Brady, 25, has not faced a higher-ranked player in her run to the final, helped by the exits of world number one Ashleigh Barty and defending champion Sofia Kenin on her side of the draw.
Having not lost a set until surviving a three-set thriller to Karolina Muchova in the semis, Brady knows she’s in for a fight against a player she long believed was destined for stardom.
“We grew up playing junior local tournaments in Florida,” she said.
“I remember playing her, I was, like, ‘Wow, she hits the ball huge. She’s going to be good. She’s got something special’.”
Brady, who “didn’t really like” tennis a youngster but rekindled her love for the sport at college, has revelled in self-belief since her breakthrough in New York, but admitted the cauldron of a Slam final will be a new experience.
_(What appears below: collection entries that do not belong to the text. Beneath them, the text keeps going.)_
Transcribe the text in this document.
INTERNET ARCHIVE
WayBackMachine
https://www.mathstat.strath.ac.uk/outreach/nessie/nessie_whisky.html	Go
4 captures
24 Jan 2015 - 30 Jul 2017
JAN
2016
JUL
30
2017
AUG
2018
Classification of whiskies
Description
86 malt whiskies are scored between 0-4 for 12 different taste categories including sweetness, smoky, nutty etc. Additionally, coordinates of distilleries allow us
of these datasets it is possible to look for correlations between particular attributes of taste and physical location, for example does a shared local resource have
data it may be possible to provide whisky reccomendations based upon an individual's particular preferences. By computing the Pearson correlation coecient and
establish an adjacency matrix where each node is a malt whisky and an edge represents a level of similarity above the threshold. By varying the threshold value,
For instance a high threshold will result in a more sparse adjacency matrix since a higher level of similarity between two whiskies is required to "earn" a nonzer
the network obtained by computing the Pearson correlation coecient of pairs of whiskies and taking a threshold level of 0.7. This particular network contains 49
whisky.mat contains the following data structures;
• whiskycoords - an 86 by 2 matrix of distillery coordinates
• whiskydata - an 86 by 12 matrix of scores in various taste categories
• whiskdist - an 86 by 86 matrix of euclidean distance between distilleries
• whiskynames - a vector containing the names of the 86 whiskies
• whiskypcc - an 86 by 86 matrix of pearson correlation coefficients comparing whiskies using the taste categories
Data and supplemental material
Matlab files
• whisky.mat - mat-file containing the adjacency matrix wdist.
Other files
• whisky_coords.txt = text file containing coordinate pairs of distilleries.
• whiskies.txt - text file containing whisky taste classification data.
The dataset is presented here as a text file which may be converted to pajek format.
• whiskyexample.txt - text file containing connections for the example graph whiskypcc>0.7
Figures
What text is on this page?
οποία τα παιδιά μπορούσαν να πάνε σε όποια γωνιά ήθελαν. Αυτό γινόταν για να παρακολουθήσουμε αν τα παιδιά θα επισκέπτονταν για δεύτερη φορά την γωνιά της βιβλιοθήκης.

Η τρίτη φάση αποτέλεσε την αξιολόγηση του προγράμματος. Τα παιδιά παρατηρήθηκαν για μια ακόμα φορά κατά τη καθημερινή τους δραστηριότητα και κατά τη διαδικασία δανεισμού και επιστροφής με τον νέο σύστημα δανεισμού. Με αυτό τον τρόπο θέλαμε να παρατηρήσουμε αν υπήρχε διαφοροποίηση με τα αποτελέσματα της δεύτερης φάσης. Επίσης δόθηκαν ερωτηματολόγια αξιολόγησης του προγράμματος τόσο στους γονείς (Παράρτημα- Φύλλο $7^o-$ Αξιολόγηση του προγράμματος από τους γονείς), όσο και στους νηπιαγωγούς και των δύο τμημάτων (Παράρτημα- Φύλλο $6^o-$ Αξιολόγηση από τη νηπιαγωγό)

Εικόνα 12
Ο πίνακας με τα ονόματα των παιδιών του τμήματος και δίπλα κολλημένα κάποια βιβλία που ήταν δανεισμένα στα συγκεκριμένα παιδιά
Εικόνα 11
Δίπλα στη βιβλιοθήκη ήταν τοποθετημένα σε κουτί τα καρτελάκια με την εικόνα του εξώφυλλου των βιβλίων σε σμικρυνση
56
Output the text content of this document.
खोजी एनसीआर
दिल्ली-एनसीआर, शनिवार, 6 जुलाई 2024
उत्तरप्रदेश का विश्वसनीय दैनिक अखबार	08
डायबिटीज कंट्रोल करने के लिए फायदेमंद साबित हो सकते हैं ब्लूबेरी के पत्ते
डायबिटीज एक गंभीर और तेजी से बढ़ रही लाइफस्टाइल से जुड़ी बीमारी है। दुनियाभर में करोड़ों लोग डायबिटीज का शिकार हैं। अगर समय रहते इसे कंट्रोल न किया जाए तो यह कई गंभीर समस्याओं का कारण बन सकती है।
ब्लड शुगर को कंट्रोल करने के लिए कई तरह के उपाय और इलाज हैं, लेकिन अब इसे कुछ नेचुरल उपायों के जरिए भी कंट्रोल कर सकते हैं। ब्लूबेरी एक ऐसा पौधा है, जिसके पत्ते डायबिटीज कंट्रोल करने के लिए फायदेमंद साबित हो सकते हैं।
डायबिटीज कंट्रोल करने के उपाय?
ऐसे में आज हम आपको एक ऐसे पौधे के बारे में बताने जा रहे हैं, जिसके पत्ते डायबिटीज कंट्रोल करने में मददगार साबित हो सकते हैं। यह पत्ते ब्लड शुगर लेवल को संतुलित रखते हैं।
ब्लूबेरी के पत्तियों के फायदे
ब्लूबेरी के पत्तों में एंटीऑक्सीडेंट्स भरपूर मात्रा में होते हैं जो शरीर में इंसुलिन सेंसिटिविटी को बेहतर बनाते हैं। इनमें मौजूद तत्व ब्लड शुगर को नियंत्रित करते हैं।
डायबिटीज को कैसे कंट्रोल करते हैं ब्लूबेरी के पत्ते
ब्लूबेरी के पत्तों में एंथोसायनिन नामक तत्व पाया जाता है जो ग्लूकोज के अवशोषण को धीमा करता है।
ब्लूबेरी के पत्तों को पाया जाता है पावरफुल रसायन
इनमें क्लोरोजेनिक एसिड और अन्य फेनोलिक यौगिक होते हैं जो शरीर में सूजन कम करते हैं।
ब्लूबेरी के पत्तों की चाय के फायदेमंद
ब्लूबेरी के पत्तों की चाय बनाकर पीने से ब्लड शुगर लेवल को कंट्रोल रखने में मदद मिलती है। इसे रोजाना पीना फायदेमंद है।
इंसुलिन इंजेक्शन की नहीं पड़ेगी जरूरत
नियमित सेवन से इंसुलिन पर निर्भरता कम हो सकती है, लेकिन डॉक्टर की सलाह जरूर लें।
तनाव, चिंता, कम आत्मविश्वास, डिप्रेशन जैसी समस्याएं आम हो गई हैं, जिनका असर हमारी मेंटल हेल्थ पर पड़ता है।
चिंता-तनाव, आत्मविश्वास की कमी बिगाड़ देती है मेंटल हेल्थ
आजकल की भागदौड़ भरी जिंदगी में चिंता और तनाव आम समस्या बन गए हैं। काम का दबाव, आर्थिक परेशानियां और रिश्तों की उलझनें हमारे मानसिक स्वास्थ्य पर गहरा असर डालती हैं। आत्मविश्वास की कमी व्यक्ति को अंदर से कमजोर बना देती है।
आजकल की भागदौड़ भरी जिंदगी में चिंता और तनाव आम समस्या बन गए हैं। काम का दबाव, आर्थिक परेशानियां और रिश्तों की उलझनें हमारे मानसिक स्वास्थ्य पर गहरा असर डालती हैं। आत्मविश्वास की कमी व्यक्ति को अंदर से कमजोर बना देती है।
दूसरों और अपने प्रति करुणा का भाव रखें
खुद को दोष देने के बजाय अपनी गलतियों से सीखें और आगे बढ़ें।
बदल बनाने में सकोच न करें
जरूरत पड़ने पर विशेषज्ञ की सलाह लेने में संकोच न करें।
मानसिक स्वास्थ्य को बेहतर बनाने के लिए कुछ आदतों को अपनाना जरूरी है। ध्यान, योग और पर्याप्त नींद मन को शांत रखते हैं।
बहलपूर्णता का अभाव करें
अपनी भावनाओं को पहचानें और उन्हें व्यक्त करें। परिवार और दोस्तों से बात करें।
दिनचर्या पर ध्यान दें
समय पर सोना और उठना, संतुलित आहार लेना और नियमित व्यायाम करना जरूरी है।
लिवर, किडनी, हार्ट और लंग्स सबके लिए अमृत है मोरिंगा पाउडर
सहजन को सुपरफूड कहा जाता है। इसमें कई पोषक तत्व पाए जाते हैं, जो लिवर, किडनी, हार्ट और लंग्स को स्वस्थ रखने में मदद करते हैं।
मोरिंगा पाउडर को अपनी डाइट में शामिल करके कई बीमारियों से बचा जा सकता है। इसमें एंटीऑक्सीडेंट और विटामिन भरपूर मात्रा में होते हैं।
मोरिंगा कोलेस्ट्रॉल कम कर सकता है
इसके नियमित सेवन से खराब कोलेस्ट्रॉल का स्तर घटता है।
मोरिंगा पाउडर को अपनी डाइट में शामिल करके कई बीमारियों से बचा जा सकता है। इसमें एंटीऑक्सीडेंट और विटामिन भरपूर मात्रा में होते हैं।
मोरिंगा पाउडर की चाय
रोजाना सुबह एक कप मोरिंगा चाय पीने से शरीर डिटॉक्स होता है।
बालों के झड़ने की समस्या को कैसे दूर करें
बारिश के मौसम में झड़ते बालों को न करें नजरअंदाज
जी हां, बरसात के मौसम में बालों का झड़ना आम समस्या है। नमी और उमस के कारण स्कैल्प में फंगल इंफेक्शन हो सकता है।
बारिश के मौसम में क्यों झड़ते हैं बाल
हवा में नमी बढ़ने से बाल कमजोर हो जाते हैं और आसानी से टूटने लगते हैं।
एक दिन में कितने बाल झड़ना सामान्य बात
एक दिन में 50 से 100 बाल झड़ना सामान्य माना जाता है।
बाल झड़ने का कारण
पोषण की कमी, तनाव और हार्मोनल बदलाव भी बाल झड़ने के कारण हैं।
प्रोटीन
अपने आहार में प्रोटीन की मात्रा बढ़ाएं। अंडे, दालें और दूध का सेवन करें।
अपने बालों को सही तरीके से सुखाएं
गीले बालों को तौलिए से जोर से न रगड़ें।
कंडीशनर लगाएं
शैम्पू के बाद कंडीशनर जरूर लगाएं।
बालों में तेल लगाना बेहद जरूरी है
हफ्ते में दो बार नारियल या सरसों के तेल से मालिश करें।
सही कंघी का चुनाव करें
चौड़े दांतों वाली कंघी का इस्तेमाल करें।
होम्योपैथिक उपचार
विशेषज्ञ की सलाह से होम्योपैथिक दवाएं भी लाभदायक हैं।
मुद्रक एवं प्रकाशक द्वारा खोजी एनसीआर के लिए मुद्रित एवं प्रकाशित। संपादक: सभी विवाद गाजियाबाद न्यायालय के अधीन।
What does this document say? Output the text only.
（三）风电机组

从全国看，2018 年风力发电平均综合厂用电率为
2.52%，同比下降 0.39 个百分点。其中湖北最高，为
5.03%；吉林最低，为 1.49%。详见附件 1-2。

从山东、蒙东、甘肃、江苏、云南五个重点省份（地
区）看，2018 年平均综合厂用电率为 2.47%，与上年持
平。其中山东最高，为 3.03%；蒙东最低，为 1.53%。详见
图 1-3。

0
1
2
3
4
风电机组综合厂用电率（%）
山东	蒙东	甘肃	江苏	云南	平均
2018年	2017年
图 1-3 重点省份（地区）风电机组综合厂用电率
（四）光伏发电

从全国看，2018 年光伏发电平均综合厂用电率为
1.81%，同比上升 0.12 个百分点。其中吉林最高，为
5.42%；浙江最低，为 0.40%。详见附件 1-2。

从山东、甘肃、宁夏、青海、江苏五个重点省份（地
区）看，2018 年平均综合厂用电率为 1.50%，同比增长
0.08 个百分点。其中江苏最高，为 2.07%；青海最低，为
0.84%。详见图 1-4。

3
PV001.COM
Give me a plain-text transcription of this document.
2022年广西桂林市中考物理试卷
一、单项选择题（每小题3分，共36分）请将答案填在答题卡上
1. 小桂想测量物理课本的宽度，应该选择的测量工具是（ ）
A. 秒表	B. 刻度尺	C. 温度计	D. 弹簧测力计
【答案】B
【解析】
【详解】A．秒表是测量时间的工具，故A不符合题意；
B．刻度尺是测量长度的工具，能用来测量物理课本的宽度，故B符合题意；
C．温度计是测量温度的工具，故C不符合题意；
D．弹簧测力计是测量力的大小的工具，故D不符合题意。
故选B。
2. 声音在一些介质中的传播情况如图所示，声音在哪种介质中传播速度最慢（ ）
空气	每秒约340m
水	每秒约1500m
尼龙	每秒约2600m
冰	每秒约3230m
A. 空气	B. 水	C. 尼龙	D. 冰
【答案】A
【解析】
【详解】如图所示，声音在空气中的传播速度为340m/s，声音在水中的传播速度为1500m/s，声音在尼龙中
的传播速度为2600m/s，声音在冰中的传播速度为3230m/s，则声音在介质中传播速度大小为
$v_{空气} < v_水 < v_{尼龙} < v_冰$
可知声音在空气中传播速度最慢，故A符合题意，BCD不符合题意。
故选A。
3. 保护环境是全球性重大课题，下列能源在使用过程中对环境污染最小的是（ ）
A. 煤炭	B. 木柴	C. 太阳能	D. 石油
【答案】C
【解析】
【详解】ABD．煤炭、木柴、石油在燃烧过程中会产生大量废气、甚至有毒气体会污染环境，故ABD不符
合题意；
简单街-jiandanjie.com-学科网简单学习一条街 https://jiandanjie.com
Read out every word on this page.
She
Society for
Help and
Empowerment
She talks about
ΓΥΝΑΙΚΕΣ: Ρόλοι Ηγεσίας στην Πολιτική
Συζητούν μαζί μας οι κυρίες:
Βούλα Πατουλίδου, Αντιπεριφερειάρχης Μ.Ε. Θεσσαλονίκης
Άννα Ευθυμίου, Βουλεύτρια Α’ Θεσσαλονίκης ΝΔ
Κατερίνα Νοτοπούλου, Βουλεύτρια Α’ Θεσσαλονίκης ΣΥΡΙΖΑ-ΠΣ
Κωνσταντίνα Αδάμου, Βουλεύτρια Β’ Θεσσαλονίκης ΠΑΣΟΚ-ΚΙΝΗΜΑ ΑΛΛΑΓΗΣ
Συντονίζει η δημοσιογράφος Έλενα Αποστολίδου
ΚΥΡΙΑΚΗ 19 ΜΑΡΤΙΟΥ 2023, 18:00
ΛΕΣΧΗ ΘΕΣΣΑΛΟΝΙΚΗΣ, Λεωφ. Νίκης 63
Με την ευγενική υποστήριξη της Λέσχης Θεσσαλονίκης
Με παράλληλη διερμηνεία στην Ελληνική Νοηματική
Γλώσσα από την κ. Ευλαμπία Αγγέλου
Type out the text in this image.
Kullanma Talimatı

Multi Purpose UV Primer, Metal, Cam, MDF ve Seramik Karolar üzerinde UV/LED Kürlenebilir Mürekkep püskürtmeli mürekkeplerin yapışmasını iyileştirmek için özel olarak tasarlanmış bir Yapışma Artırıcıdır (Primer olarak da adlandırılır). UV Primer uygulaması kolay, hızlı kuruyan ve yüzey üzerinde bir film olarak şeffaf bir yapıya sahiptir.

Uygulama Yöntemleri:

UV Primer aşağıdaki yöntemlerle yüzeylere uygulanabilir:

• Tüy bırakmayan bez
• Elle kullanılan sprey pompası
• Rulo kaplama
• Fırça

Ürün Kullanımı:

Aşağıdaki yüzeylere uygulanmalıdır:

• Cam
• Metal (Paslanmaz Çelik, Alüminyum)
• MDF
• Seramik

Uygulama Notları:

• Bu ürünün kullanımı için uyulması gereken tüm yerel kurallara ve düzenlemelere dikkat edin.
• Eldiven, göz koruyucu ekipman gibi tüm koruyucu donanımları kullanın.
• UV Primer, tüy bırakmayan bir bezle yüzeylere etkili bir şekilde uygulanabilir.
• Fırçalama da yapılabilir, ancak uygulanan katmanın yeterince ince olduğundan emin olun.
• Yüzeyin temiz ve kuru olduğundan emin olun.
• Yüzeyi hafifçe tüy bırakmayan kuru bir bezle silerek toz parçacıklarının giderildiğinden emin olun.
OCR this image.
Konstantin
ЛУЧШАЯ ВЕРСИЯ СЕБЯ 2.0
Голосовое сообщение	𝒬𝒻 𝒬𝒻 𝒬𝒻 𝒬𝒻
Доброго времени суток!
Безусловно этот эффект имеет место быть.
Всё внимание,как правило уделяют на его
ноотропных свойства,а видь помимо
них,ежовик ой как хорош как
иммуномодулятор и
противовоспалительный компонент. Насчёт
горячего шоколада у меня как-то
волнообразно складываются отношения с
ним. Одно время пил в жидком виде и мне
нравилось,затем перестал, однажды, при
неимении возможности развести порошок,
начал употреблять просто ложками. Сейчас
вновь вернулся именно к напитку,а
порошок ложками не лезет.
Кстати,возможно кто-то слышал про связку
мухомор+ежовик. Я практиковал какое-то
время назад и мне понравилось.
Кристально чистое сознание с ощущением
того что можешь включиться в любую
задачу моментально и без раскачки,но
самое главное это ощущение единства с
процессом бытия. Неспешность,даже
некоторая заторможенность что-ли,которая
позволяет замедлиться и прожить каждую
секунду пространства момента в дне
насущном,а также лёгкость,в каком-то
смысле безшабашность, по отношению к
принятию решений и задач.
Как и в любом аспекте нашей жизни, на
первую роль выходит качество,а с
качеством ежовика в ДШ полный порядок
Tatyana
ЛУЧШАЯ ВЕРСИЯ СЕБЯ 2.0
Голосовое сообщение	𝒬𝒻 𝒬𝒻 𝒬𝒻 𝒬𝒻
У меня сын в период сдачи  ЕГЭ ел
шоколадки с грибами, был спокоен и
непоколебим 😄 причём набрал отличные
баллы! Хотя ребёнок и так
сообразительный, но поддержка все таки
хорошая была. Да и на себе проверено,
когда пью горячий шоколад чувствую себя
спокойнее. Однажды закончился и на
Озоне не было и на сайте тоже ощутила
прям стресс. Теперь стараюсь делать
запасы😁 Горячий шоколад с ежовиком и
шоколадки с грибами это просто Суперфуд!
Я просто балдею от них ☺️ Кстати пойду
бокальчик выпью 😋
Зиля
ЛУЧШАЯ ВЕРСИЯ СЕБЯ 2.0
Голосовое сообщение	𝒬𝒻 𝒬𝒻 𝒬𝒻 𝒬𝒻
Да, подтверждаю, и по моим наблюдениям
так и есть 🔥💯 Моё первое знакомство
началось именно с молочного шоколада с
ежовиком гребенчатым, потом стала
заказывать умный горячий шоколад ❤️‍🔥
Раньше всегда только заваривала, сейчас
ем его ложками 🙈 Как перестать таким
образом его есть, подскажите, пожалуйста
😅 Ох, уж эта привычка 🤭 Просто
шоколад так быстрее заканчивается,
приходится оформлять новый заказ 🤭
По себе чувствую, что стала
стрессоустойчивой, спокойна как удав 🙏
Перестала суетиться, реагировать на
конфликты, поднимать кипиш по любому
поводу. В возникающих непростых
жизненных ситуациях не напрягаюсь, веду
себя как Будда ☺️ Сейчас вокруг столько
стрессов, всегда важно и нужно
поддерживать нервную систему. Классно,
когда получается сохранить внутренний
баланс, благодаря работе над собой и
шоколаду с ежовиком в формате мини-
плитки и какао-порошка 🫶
“I don’t know how I’m going to feel on Saturday,” she said.
“There are going to be moments, games, points where I’m going to be thinking … ‘Wow, this could be my first Grand Slam title’.”
Osaka is more experienced on the highest stage despite being two years younger and has changed her attitude to big-match occasions.
“I used to weigh my entire existence on if I won or lost a tennis match,” she said. “That’s just not how I feel any more.”
Osaka, who has never lost a Slam match after getting past the fourth round, is aiming to become the first woman’s player since Monica Seles to win her first four Grand Slam finals.